Any lawyer who advises clients on disputes involving corporations, LLCs, or limited partnerships needs to be aware of the significant changes that were enacted in Pennsylvania’s Act 170 on Feb. 21, 2017. Lawyers who are not aware of these changes will not only be operating at a disadvantage, they could be exposed to legal malpractice claims. This article summarizes changes in Act 170 that will have the most significant impact on commercial litigation in Pennsylvania. (The new statutory changes can be found at 15 PA.C.S. Section 101 et seq.)
Importantly, the changes in Act 170 apply retroactively to all LLCs, LLPs, corporations and GPs. I have been surprised by the number of lawyers who are unaware of these changes, and as a result, I have listed the highlights from a commercial litigator’s perspective.
Minority Owner’s Rights Expanded
If you represent a minority owner in a dispute involving a pre-2017 shareholders agreement that does not specify that a majority vote is sufficient for all corporate actions, these changes are good news. The new act requires “unanimous consent” of all owners to make any decisions that are deemed “outside the regular course of business.” This includes amending operating agreements or selling any ownership interest in the company. On the other hand, when representing a majority owner you will now need unanimous consent from even a 1 percent owner if you are going to make any significant decisions that are “outside the ordinary course of business.” I used to tell my clients once you get 51 percent control you are the “king,” but that is no longer the case unless the company had an existing operating agreement that specifically called out the ability of a majority vote to make such decisions.
Operating and Shareholder Agreements Rules Have Changed
There are huge changes in this area of the law, and you cannot get around Act 170 by attempting to amend the shareholders agreements now—without unanimous consent—unless your client’s existing shareholders agreement already specified that owners can amend the operating agreement with only a majority vote. This would even prevent the majority owners from selling a company without unanimous consent unless the shareholders agreement authorized a sale by majority vote before these 2017 changes. In my opinion, this will lead to many more legal disputes among owners who may incorrectly presume that the traditional majority vote would carry the day.

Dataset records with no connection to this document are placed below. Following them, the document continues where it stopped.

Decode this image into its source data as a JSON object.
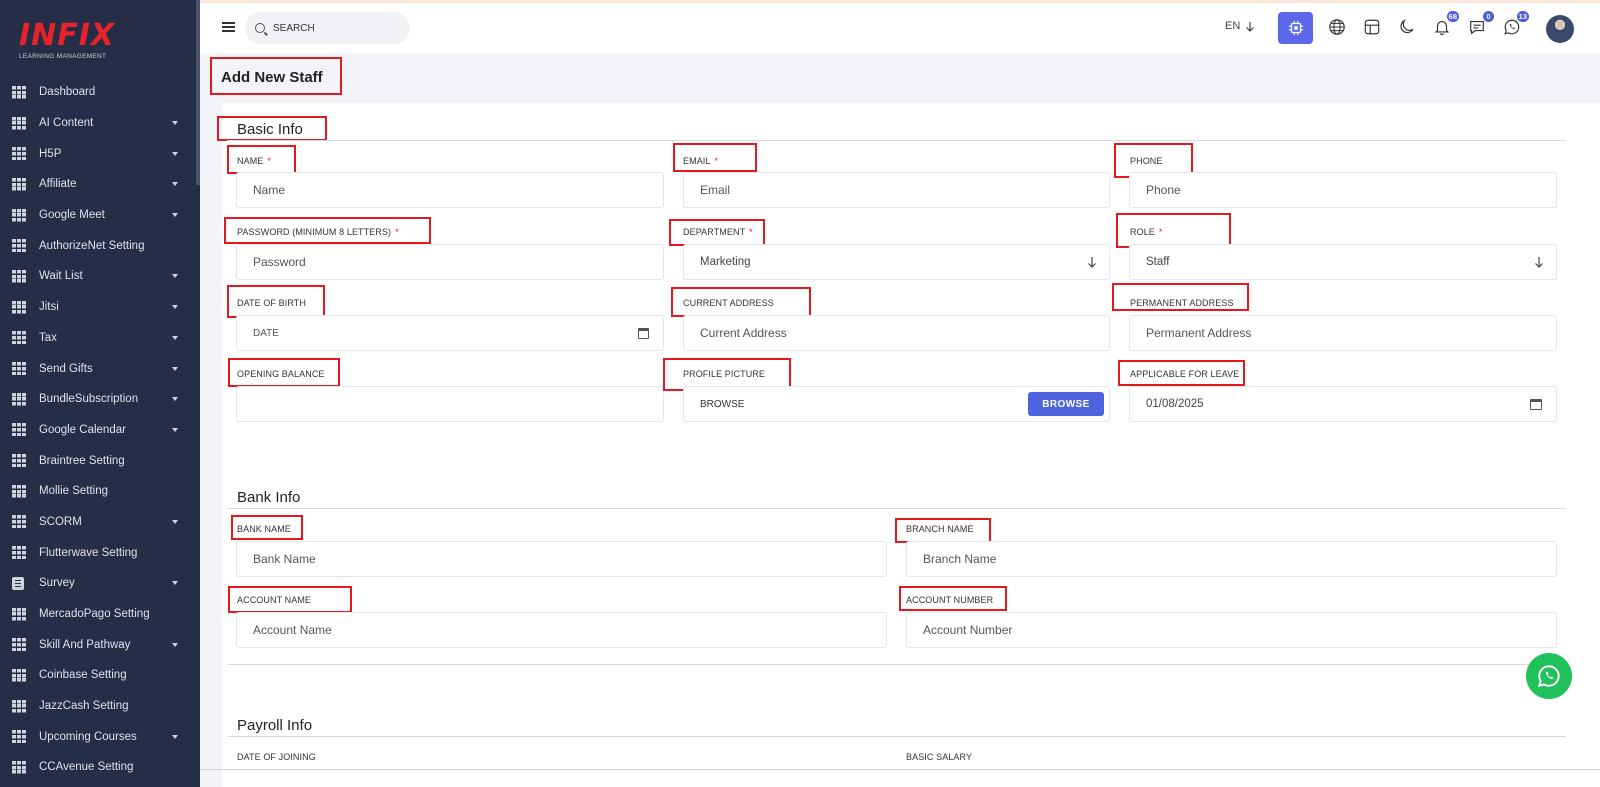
{
  "brand": {
    "name": "INFIX",
    "tagline": "LEARNING MANAGEMENT"
  },
  "sidebar": {
    "items": [
      {
        "label": "Dashboard",
        "caret": false,
        "icon": "grid-icon"
      },
      {
        "label": "AI Content",
        "caret": true,
        "icon": "grid-icon"
      },
      {
        "label": "H5P",
        "caret": true,
        "icon": "grid-icon"
      },
      {
        "label": "Affiliate",
        "caret": true,
        "icon": "grid-icon"
      },
      {
        "label": "Google Meet",
        "caret": true,
        "icon": "grid-icon"
      },
      {
        "label": "AuthorizeNet Setting",
        "caret": false,
        "icon": "grid-icon"
      },
      {
        "label": "Wait List",
        "caret": true,
        "icon": "grid-icon"
      },
      {
        "label": "Jitsi",
        "caret": true,
        "icon": "grid-icon"
      },
      {
        "label": "Tax",
        "caret": true,
        "icon": "grid-icon"
      },
      {
        "label": "Send Gifts",
        "caret": true,
        "icon": "grid-icon"
      },
      {
        "label": "BundleSubscription",
        "caret": true,
        "icon": "grid-icon"
      },
      {
        "label": "Google Calendar",
        "caret": true,
        "icon": "grid-icon"
      },
      {
        "label": "Braintree Setting",
        "caret": false,
        "icon": "grid-icon"
      },
      {
        "label": "Mollie Setting",
        "caret": false,
        "icon": "grid-icon"
      },
      {
        "label": "SCORM",
        "caret": true,
        "icon": "grid-icon"
      },
      {
        "label": "Flutterwave Setting",
        "caret": false,
        "icon": "grid-icon"
      },
      {
        "label": "Survey",
        "caret": true,
        "icon": "survey-icon"
      },
      {
        "label": "MercadoPago Setting",
        "caret": false,
        "icon": "grid-icon"
      },
      {
        "label": "Skill And Pathway",
        "caret": true,
        "icon": "grid-icon"
      },
      {
        "label": "Coinbase Setting",
        "caret": false,
        "icon": "grid-icon"
      },
      {
        "label": "JazzCash Setting",
        "caret": false,
        "icon": "grid-icon"
      },
      {
        "label": "Upcoming Courses",
        "caret": true,
        "icon": "grid-icon"
      },
      {
        "label": "CCAvenue Setting",
        "caret": false,
        "icon": "grid-icon"
      }
    ]
  },
  "topbar": {
    "search_placeholder": "SEARCH",
    "language": "EN",
    "icons": [
      "chip-icon",
      "globe-icon",
      "layout-icon",
      "moon-icon",
      "bell-icon",
      "chat-icon",
      "whatsapp-icon"
    ],
    "badges": {
      "notifications": "68",
      "messages": "0",
      "whatsapp": "13"
    }
  },
  "page": {
    "title": "Add New Staff"
  },
  "basic_info": {
    "title": "Basic Info",
    "name_label": "NAME",
    "name_placeholder": "Name",
    "email_label": "EMAIL",
    "email_placeholder": "Email",
    "phone_label": "PHONE",
    "phone_placeholder": "Phone",
    "password_label": "PASSWORD (MINIMUM 8 LETTERS)",
    "password_placeholder": "Password",
    "department_label": "DEPARTMENT",
    "department_value": "Marketing",
    "role_label": "ROLE",
    "role_value": "Staff",
    "dob_label": "DATE OF BIRTH",
    "dob_placeholder": "DATE",
    "current_address_label": "CURRENT ADDRESS",
    "current_address_placeholder": "Current Address",
    "permanent_address_label": "PERMANENT ADDRESS",
    "permanent_address_placeholder": "Permanent Address",
    "opening_balance_label": "OPENING BALANCE",
    "opening_balance_value": "",
    "profile_picture_label": "PROFILE PICTURE",
    "profile_picture_text": "BROWSE",
    "browse_button": "BROWSE",
    "leave_label": "APPLICABLE FOR LEAVE",
    "leave_value": "01/08/2025",
    "required_mark": "*"
  },
  "bank_info": {
    "title": "Bank Info",
    "bank_name_label": "BANK NAME",
    "bank_name_placeholder": "Bank Name",
    "branch_name_label": "BRANCH NAME",
    "branch_name_placeholder": "Branch Name",
    "account_name_label": "ACCOUNT NAME",
    "account_name_placeholder": "Account Name",
    "account_number_label": "ACCOUNT NUMBER",
    "account_number_placeholder": "Account Number"
  },
  "payroll_info": {
    "title": "Payroll Info",
    "date_of_joining_label": "DATE OF JOINING",
    "basic_salary_label": "BASIC SALARY"
  },
  "colors": {
    "sidebar": "#262d47",
    "accent": "#5a67e8",
    "highlight": "#e3191f",
    "brand": "#e8222b",
    "whatsapp": "#1fc15a"
  }
}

The changes to Act 170 also offer the benefit of “filling in the blanks” in any existing operating agreements that may have been poorly drafted and have no specific provisions covering the topics involved in your clients current dispute. The new act will also control situations where your clients have no operating agreement. In those instances, you will simply apply the statutory language in the act.
In my view, this gives minority shareholders greatly enhanced rights to pursue shareholder oppression clams against majority owners if they feel they are being treated unfairly by not getting a unanimous vote on important business issues That being said, the majority owners were also dealt some favorable changes with regard to certain procedural defenses that can be raised in response to a lawsuit-by minority shareholders as discussed below.
Defense Tools
Let’s say your client receives a threat of a lawsuit from a minority owner. In that instance, the new Act allows them to potentially avoid litigation altogether by simply forming what is known as a special litigation committee (SLC) to review the allegations of the disgruntled shareholder. The majority owners can select the members of the SLC from the local business community—including individuals who are friendly with the majority owners.
The members on the SLC committee do not have to be shareholders or members of the company. If the SLC makes a determination that the minority owners complaints do not have merit, the court has the authority to dismiss any lawsuit based on the minority shareholders allegations. Further, the act anticipates that the SLC will do its own investigation. (See 15 PA.C.S. Section 8694) (b) (1).)
In fact, as long as the court finds that the members of the SLC committee were “disinterested” and acted in “good faith” the court is required to enforce the SLC’s determination of dismissal! This is potentially a very useful tool to avoid litigation from disgruntled minority owners, as it would result in a case being dismissed even before any discovery takes place.
Formal Written Notice Required
The old rule permitted a shareholder to allege that sending notice and demand for action as a prerequisite to filing suit would have been “futile.” Under the new act, your case will be dismissed unless you provide a detailed written notice to any entity you plan on suing. The purpose of the notice is to give the entity the opportunity to resolve this issue before litigation is required. The notice must be sufficiently detailed and my practice is to include the draft complaint as a notice to avoid any dispute over the sufficiency of the notice. If no action is taken by the corporation then we file suit after a 14-day waiting period.
The notice requirement is a good defensive tool that can stop a lawsuit in its tracks. In cases where notice was actually given and you are defending the company, you can now ask the court to require the minority shareholder to post a bond to cover legal fees and demand damages to comply if the suit fails. While the court has the discretion to set the amount or to waive it, you do get a hearing on this issue and it is yet another tool to impede minority suits.
Agency Authority
A member will not be deemed an agent of an LLC solely because they are member regardless of whether the LLC is member managed.
Not only that, even a manager is not deemed to be an agent of an LLC unless the original certificate of organization filed with the state says so.
It remains to be seen whether these changes will lead to more or less litigation. Regardless, it is important to know that the rules of the game have changed significantly.